Open data and data sharing in articles about COVID-19 published in preprint servers medRxiv and bioRxiv

This study aimed to analyze the content of data availability statements (DAS) and the actual sharing of raw data in preprint articles about COVID-19. The study combined a bibliometric analysis and a cross-sectional survey. We analyzed preprint articles on COVID-19 published on medRxiv and bioRxiv from January 1, 2020 to March 30, 2020. We extracted data sharing statements, tried to locate raw data when authors indicated they were available, and surveyed authors.
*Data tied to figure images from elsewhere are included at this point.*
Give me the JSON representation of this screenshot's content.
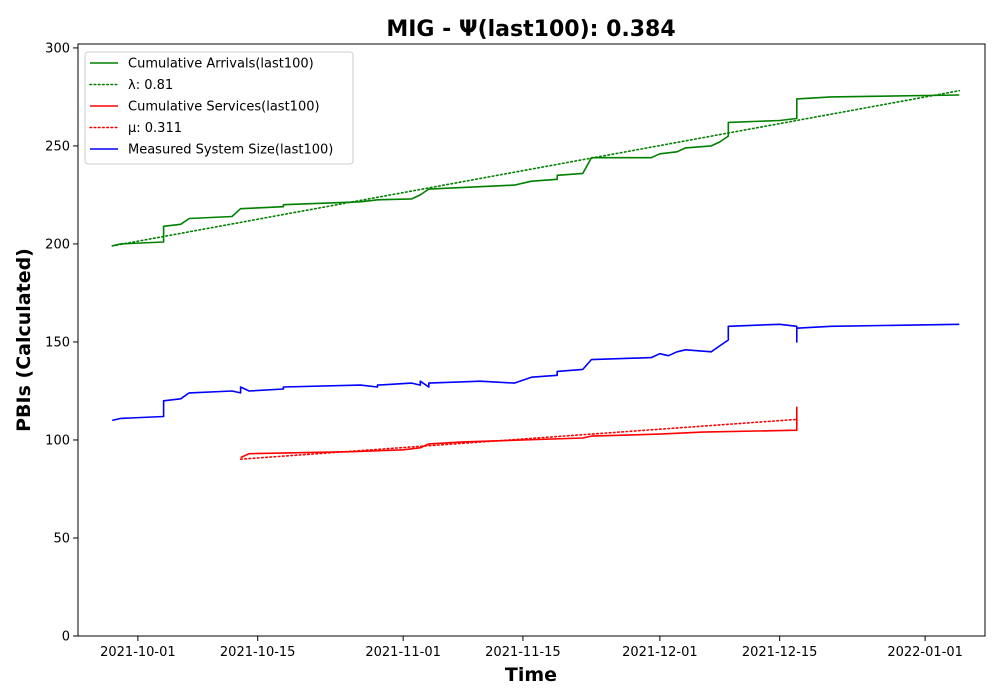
{
  "chart_data": {
    "type": "line",
    "title": "MIG -  Ψ(last100): 0.384",
    "xlabel": "Time",
    "ylabel": "PBIs (Calculated)",
    "ylim": [
      0,
      302
    ],
    "xlim": [
      "2021-09-24",
      "2022-01-08"
    ],
    "x_ticks": [
      "2021-10-01",
      "2021-10-15",
      "2021-11-01",
      "2021-11-15",
      "2021-12-01",
      "2021-12-15",
      "2022-01-01"
    ],
    "y_ticks": [
      0,
      50,
      100,
      150,
      200,
      250,
      300
    ],
    "grid": false,
    "legend_position": "top-left",
    "series": [
      {
        "name": "Cumulative Arrivals(last100)",
        "color": "#008000",
        "style": "solid",
        "points": [
          [
            "2021-09-28",
            199
          ],
          [
            "2021-09-29",
            200
          ],
          [
            "2021-10-04",
            201
          ],
          [
            "2021-10-04",
            209
          ],
          [
            "2021-10-06",
            210
          ],
          [
            "2021-10-07",
            213
          ],
          [
            "2021-10-12",
            214
          ],
          [
            "2021-10-13",
            218
          ],
          [
            "2021-10-18",
            219
          ],
          [
            "2021-10-18",
            220
          ],
          [
            "2021-10-27",
            221.5
          ],
          [
            "2021-10-29",
            222.5
          ],
          [
            "2021-11-02",
            223
          ],
          [
            "2021-11-03",
            225
          ],
          [
            "2021-11-04",
            228
          ],
          [
            "2021-11-14",
            230
          ],
          [
            "2021-11-16",
            232
          ],
          [
            "2021-11-19",
            233
          ],
          [
            "2021-11-19",
            235
          ],
          [
            "2021-11-22",
            236
          ],
          [
            "2021-11-23",
            244
          ],
          [
            "2021-11-30",
            244
          ],
          [
            "2021-12-01",
            246
          ],
          [
            "2021-12-03",
            247
          ],
          [
            "2021-12-04",
            249
          ],
          [
            "2021-12-07",
            250
          ],
          [
            "2021-12-08",
            252
          ],
          [
            "2021-12-09",
            255
          ],
          [
            "2021-12-09",
            262
          ],
          [
            "2021-12-15",
            263
          ],
          [
            "2021-12-17",
            264
          ],
          [
            "2021-12-17",
            274
          ],
          [
            "2021-12-21",
            275
          ],
          [
            "2022-01-05",
            276
          ]
        ]
      },
      {
        "name": "λ: 0.81",
        "color": "#008000",
        "style": "dotted",
        "points": [
          [
            "2021-09-28",
            199
          ],
          [
            "2022-01-05",
            278.2
          ]
        ]
      },
      {
        "name": "Cumulative Services(last100)",
        "color": "#ff0000",
        "style": "solid",
        "points": [
          [
            "2021-10-13",
            91
          ],
          [
            "2021-10-14",
            93
          ],
          [
            "2021-10-26",
            94
          ],
          [
            "2021-11-01",
            95
          ],
          [
            "2021-11-03",
            96
          ],
          [
            "2021-11-04",
            98
          ],
          [
            "2021-11-08",
            99
          ],
          [
            "2021-11-22",
            101
          ],
          [
            "2021-11-23",
            102
          ],
          [
            "2021-12-01",
            103
          ],
          [
            "2021-12-06",
            104
          ],
          [
            "2021-12-17",
            105
          ],
          [
            "2021-12-17",
            117
          ]
        ]
      },
      {
        "name": "μ: 0.311",
        "color": "#ff0000",
        "style": "dotted",
        "points": [
          [
            "2021-10-13",
            90.2
          ],
          [
            "2021-12-17",
            110.5
          ]
        ]
      },
      {
        "name": "Measured System Size(last100)",
        "color": "#0000ff",
        "style": "solid",
        "points": [
          [
            "2021-09-28",
            110
          ],
          [
            "2021-09-29",
            111
          ],
          [
            "2021-10-04",
            112
          ],
          [
            "2021-10-04",
            120
          ],
          [
            "2021-10-06",
            121
          ],
          [
            "2021-10-07",
            124
          ],
          [
            "2021-10-12",
            125
          ],
          [
            "2021-10-13",
            124
          ],
          [
            "2021-10-13",
            127
          ],
          [
            "2021-10-14",
            125
          ],
          [
            "2021-10-18",
            126
          ],
          [
            "2021-10-18",
            127
          ],
          [
            "2021-10-27",
            128
          ],
          [
            "2021-10-29",
            127
          ],
          [
            "2021-10-29",
            128
          ],
          [
            "2021-11-02",
            129
          ],
          [
            "2021-11-03",
            128
          ],
          [
            "2021-11-03",
            130
          ],
          [
            "2021-11-04",
            127
          ],
          [
            "2021-11-04",
            129
          ],
          [
            "2021-11-10",
            130
          ],
          [
            "2021-11-14",
            129
          ],
          [
            "2021-11-16",
            132
          ],
          [
            "2021-11-19",
            133
          ],
          [
            "2021-11-19",
            135
          ],
          [
            "2021-11-22",
            136
          ],
          [
            "2021-11-23",
            141
          ],
          [
            "2021-11-30",
            142
          ],
          [
            "2021-12-01",
            144
          ],
          [
            "2021-12-02",
            143
          ],
          [
            "2021-12-03",
            145
          ],
          [
            "2021-12-04",
            146
          ],
          [
            "2021-12-07",
            145
          ],
          [
            "2021-12-08",
            148
          ],
          [
            "2021-12-09",
            151
          ],
          [
            "2021-12-09",
            158
          ],
          [
            "2021-12-15",
            159
          ],
          [
            "2021-12-17",
            158
          ],
          [
            "2021-12-17",
            150
          ],
          [
            "2021-12-17",
            157
          ],
          [
            "2021-12-21",
            158
          ],
          [
            "2022-01-05",
            159
          ]
        ]
      }
    ]
  }
}
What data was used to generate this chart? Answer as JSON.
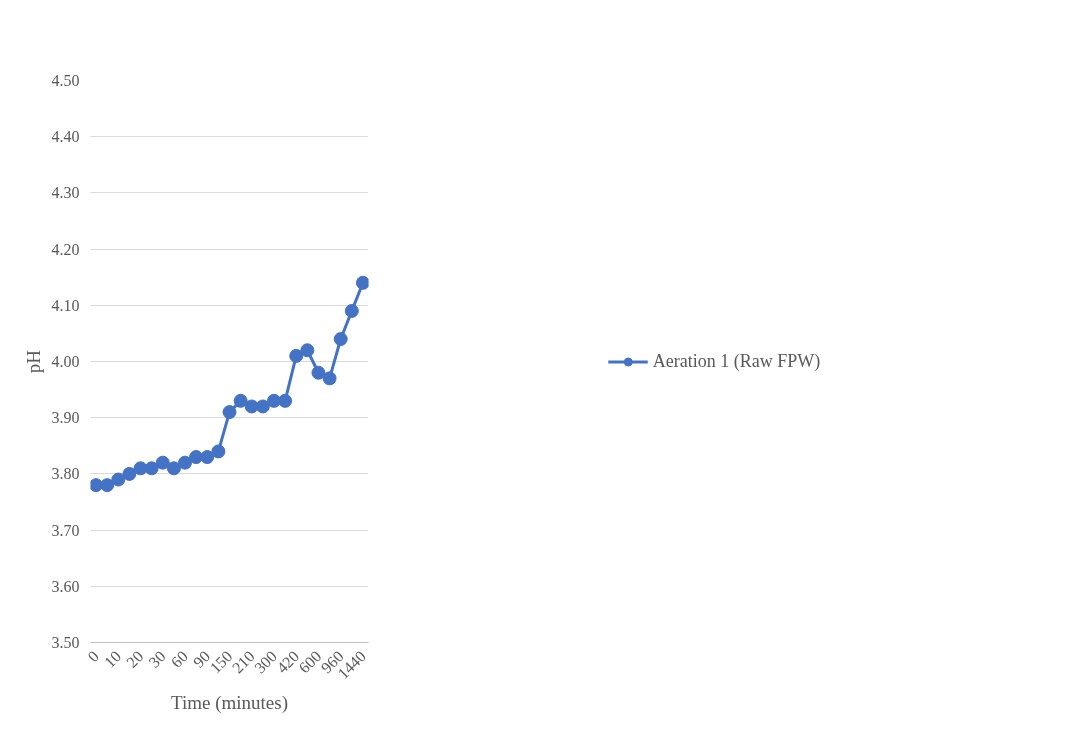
{
  "chart_data": {
    "type": "line",
    "xlabel": "Time (minutes)",
    "ylabel": "pH",
    "categories": [
      "0",
      null,
      "10",
      null,
      "20",
      null,
      "30",
      null,
      "60",
      null,
      "90",
      null,
      "150",
      null,
      "210",
      null,
      "300",
      null,
      "420",
      null,
      "600",
      null,
      "960",
      null,
      "1440"
    ],
    "series": [
      {
        "name": "Aeration 1 (Raw FPW)",
        "color": "#4472c4",
        "values": [
          3.78,
          3.78,
          3.79,
          3.8,
          3.81,
          3.81,
          3.82,
          3.81,
          3.82,
          3.83,
          3.83,
          3.84,
          3.91,
          3.93,
          3.92,
          3.92,
          3.93,
          3.93,
          4.01,
          4.02,
          3.98,
          3.97,
          4.04,
          4.09,
          4.14
        ]
      }
    ],
    "ylim": [
      3.5,
      4.5
    ],
    "yticks": [
      {
        "value": 3.5,
        "label": "3.50"
      },
      {
        "value": 3.6,
        "label": "3.60"
      },
      {
        "value": 3.7,
        "label": "3.70"
      },
      {
        "value": 3.8,
        "label": "3.80"
      },
      {
        "value": 3.9,
        "label": "3.90"
      },
      {
        "value": 4.0,
        "label": "4.00"
      },
      {
        "value": 4.1,
        "label": "4.10"
      },
      {
        "value": 4.2,
        "label": "4.20"
      },
      {
        "value": 4.3,
        "label": "4.30"
      },
      {
        "value": 4.4,
        "label": "4.40"
      },
      {
        "value": 4.5,
        "label": "4.50"
      }
    ],
    "grid": "y",
    "legend": "right",
    "marker": "circle",
    "line_style": "solid"
  }
}
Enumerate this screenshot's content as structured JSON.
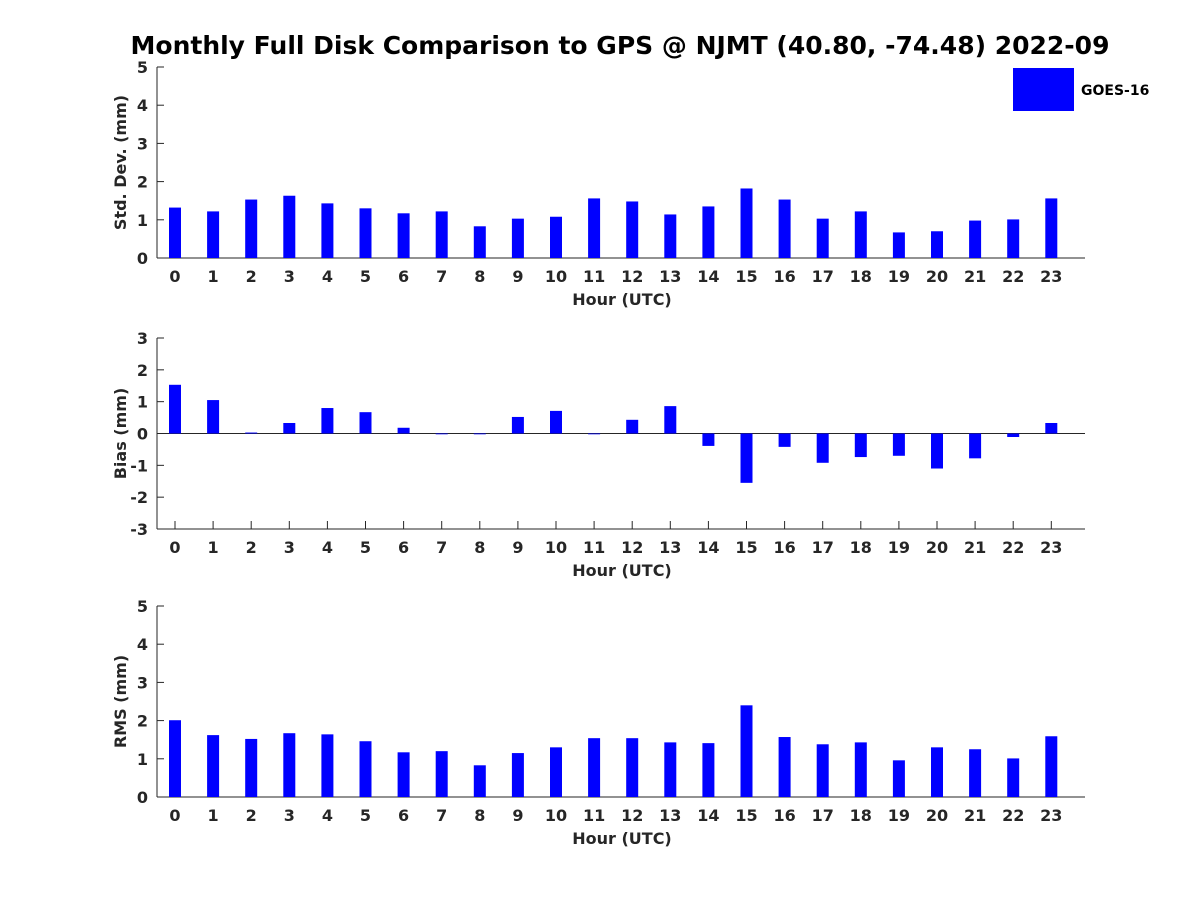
{
  "chart_data": [
    {
      "type": "bar",
      "title": "Monthly Full Disk Comparison to GPS @ NJMT (40.80, -74.48) 2022-09",
      "xlabel": "Hour (UTC)",
      "ylabel": "Std. Dev. (mm)",
      "ylim": [
        0,
        5
      ],
      "yticks": [
        0,
        1,
        2,
        3,
        4,
        5
      ],
      "categories": [
        "0",
        "1",
        "2",
        "3",
        "4",
        "5",
        "6",
        "7",
        "8",
        "9",
        "10",
        "11",
        "12",
        "13",
        "14",
        "15",
        "16",
        "17",
        "18",
        "19",
        "20",
        "21",
        "22",
        "23"
      ],
      "series": [
        {
          "name": "GOES-16",
          "color": "#0000ff",
          "values": [
            1.32,
            1.22,
            1.53,
            1.63,
            1.43,
            1.3,
            1.17,
            1.22,
            0.83,
            1.03,
            1.08,
            1.56,
            1.48,
            1.14,
            1.35,
            1.82,
            1.53,
            1.03,
            1.22,
            0.67,
            0.7,
            0.98,
            1.01,
            1.56
          ]
        }
      ],
      "legend": {
        "position": "top-right",
        "entries": [
          "GOES-16"
        ]
      },
      "grid": false
    },
    {
      "type": "bar",
      "title": "",
      "xlabel": "Hour (UTC)",
      "ylabel": "Bias (mm)",
      "ylim": [
        -3,
        3
      ],
      "yticks": [
        -3,
        -2,
        -1,
        0,
        1,
        2,
        3
      ],
      "categories": [
        "0",
        "1",
        "2",
        "3",
        "4",
        "5",
        "6",
        "7",
        "8",
        "9",
        "10",
        "11",
        "12",
        "13",
        "14",
        "15",
        "16",
        "17",
        "18",
        "19",
        "20",
        "21",
        "22",
        "23"
      ],
      "series": [
        {
          "name": "GOES-16",
          "color": "#0000ff",
          "values": [
            1.53,
            1.05,
            0.03,
            0.33,
            0.8,
            0.67,
            0.18,
            -0.01,
            0.0,
            0.52,
            0.71,
            -0.01,
            0.43,
            0.86,
            -0.39,
            -1.55,
            -0.42,
            -0.92,
            -0.74,
            -0.7,
            -1.1,
            -0.78,
            -0.11,
            0.33
          ]
        }
      ],
      "grid": false
    },
    {
      "type": "bar",
      "title": "",
      "xlabel": "Hour (UTC)",
      "ylabel": "RMS (mm)",
      "ylim": [
        0,
        5
      ],
      "yticks": [
        0,
        1,
        2,
        3,
        4,
        5
      ],
      "categories": [
        "0",
        "1",
        "2",
        "3",
        "4",
        "5",
        "6",
        "7",
        "8",
        "9",
        "10",
        "11",
        "12",
        "13",
        "14",
        "15",
        "16",
        "17",
        "18",
        "19",
        "20",
        "21",
        "22",
        "23"
      ],
      "series": [
        {
          "name": "GOES-16",
          "color": "#0000ff",
          "values": [
            2.01,
            1.62,
            1.52,
            1.67,
            1.64,
            1.46,
            1.17,
            1.2,
            0.83,
            1.15,
            1.3,
            1.54,
            1.54,
            1.43,
            1.41,
            2.4,
            1.57,
            1.38,
            1.43,
            0.96,
            1.3,
            1.25,
            1.01,
            1.59
          ]
        }
      ],
      "grid": false
    }
  ]
}
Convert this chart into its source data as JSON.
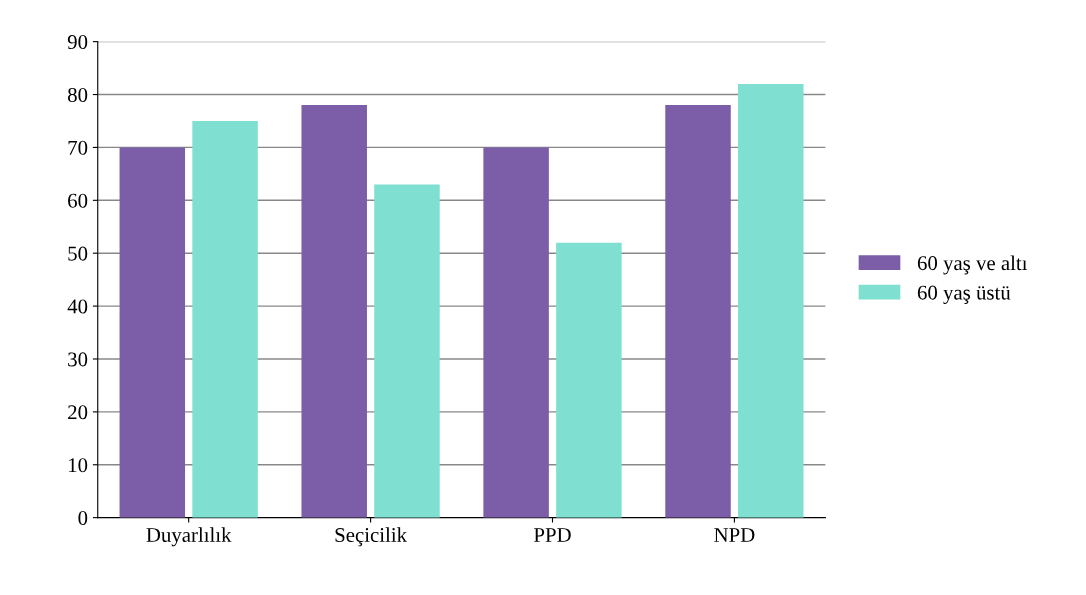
{
  "chart_data": {
    "type": "bar",
    "categories": [
      "Duyarlılık",
      "Seçicilik",
      "PPD",
      "NPD"
    ],
    "series": [
      {
        "name": "60 yaş ve altı",
        "color": "#7b5ea7",
        "values": [
          70,
          78,
          70,
          78
        ]
      },
      {
        "name": "60 yaş üstü",
        "color": "#7fdfd0",
        "values": [
          75,
          63,
          52,
          82
        ]
      }
    ],
    "ylim": [
      0,
      90
    ],
    "yticks": [
      0,
      10,
      20,
      30,
      40,
      50,
      60,
      70,
      80,
      90
    ],
    "grid": "y",
    "legend": "right"
  }
}
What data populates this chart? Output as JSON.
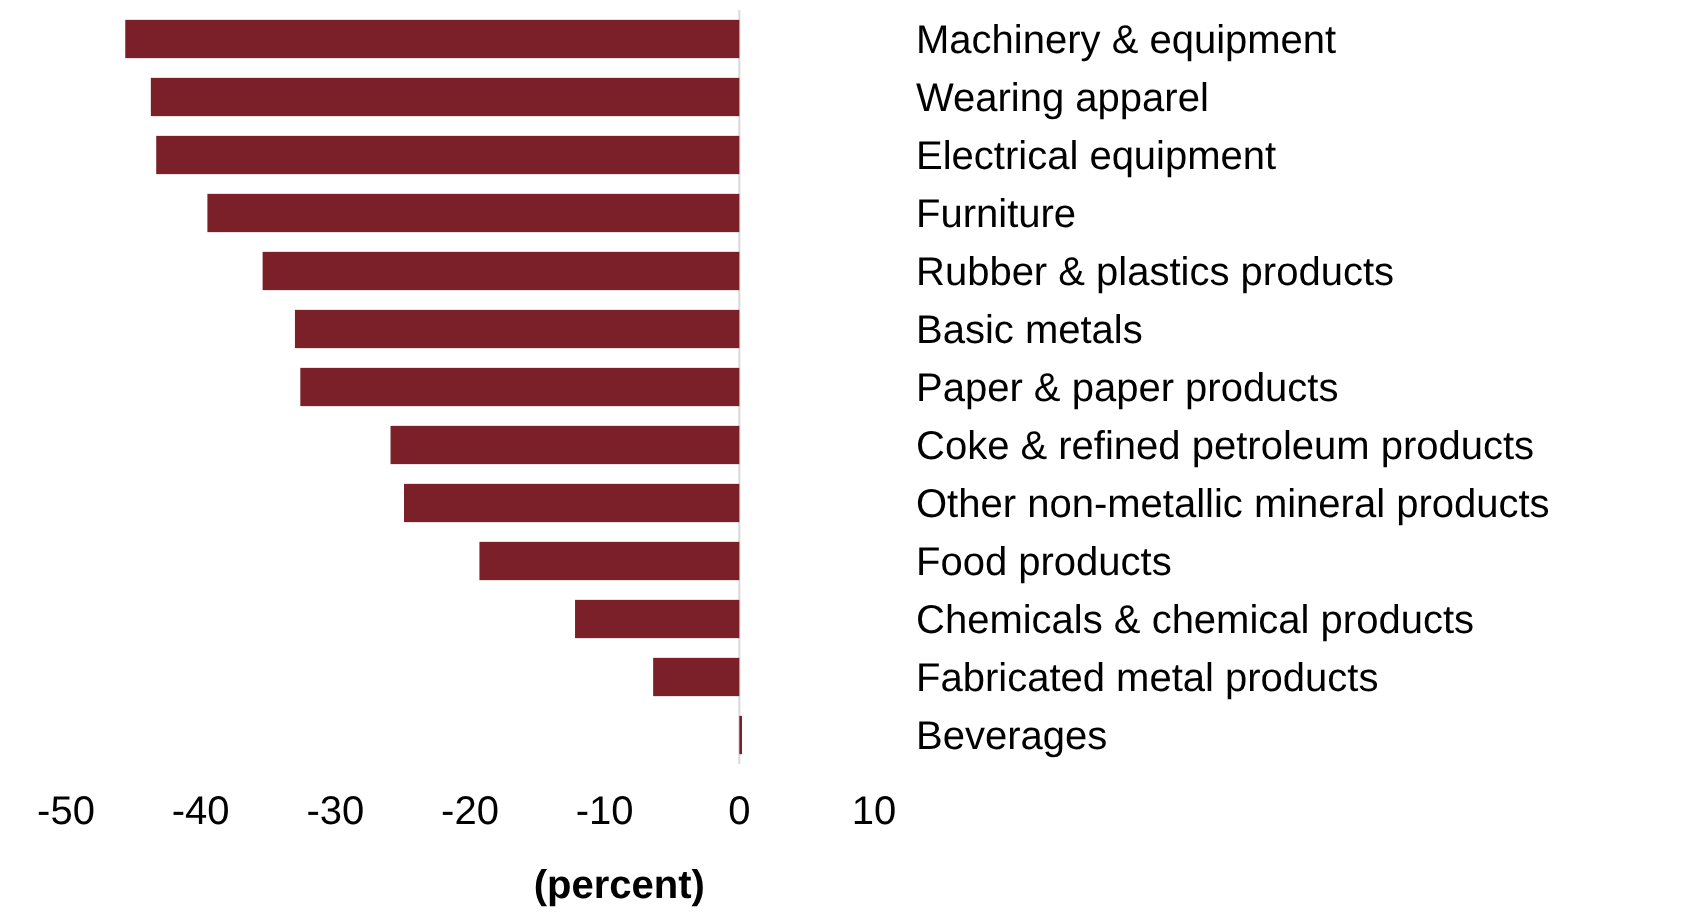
{
  "chart_data": {
    "type": "bar",
    "orientation": "horizontal",
    "xlabel": "(percent)",
    "categories": [
      "Machinery & equipment",
      "Wearing apparel",
      "Electrical equipment",
      "Furniture",
      "Rubber & plastics products",
      "Basic metals",
      "Paper & paper products",
      "Coke & refined petroleum products",
      "Other non-metallic mineral products",
      "Food products",
      "Chemicals & chemical products",
      "Fabricated metal products",
      "Beverages"
    ],
    "values": [
      -45.6,
      -43.7,
      -43.3,
      -39.5,
      -35.4,
      -33.0,
      -32.6,
      -25.9,
      -24.9,
      -19.3,
      -12.2,
      -6.4,
      0.2
    ],
    "color": "#7b2028",
    "xlim": [
      -50,
      10
    ],
    "xticks": [
      -50,
      -40,
      -30,
      -20,
      -10,
      0,
      10
    ]
  }
}
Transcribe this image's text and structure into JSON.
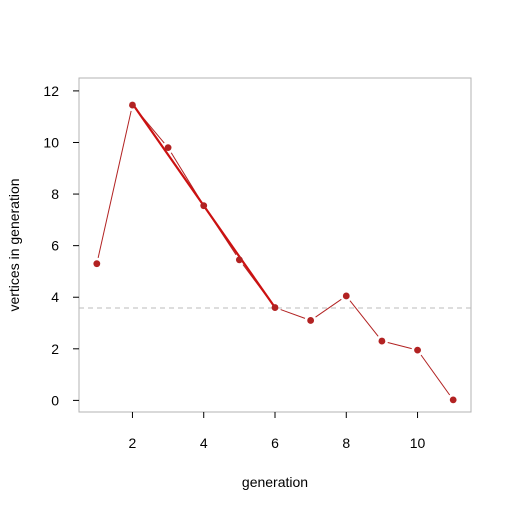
{
  "chart_data": {
    "type": "line",
    "title": "",
    "xlabel": "generation",
    "ylabel": "vertices in generation",
    "xlim": [
      0.5,
      11.5
    ],
    "ylim": [
      -0.45,
      12.5
    ],
    "x_ticks": [
      2,
      4,
      6,
      8,
      10
    ],
    "y_ticks": [
      0,
      2,
      4,
      6,
      8,
      10,
      12
    ],
    "grid": false,
    "series": [
      {
        "color": "#b22222",
        "x": [
          1,
          2,
          3,
          4,
          5,
          6,
          7,
          8,
          9,
          10,
          11
        ],
        "y": [
          5.3,
          11.45,
          9.8,
          7.55,
          5.45,
          3.6,
          3.1,
          4.05,
          2.3,
          1.95,
          0.02
        ]
      }
    ],
    "fit_line": {
      "color": "#cc1111",
      "x": [
        2,
        6
      ],
      "y": [
        11.5,
        3.6
      ]
    },
    "reference_line": {
      "y": 3.58,
      "style": "dashed",
      "color": "#bbbbbb"
    }
  }
}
The authors were surveyed in 2020–2021. We surveyed authors whose articles did not include DAS, who indicated that data are available on request, or their manuscript reported that raw data are available in the manuscript, but raw data were not found. Raw data collected in this study are published on Open Science Framework (https://osf.io/6ztec/). We analyzed 897 preprint articles. There were 699 (78%) articles with Data/Code field present on the website of a preprint server. In 234 (26%) preprints, data/code sharing statement was reported within the manuscript. For 283 preprints that reported that data were accessible, we found raw data/code for 133 (47%) of those 283 preprints (15% of all analyzed preprint articles). Most commonly, authors indicated that data were available on GitHub or another clearly specified web location, on (reasonable) request, in the manuscript or its supplementary files. In conclusion, preprint servers should require authors to provide data sharing statements that will be included both on the website and in the manuscript. Education of researchers about the meaning of data sharing is needed.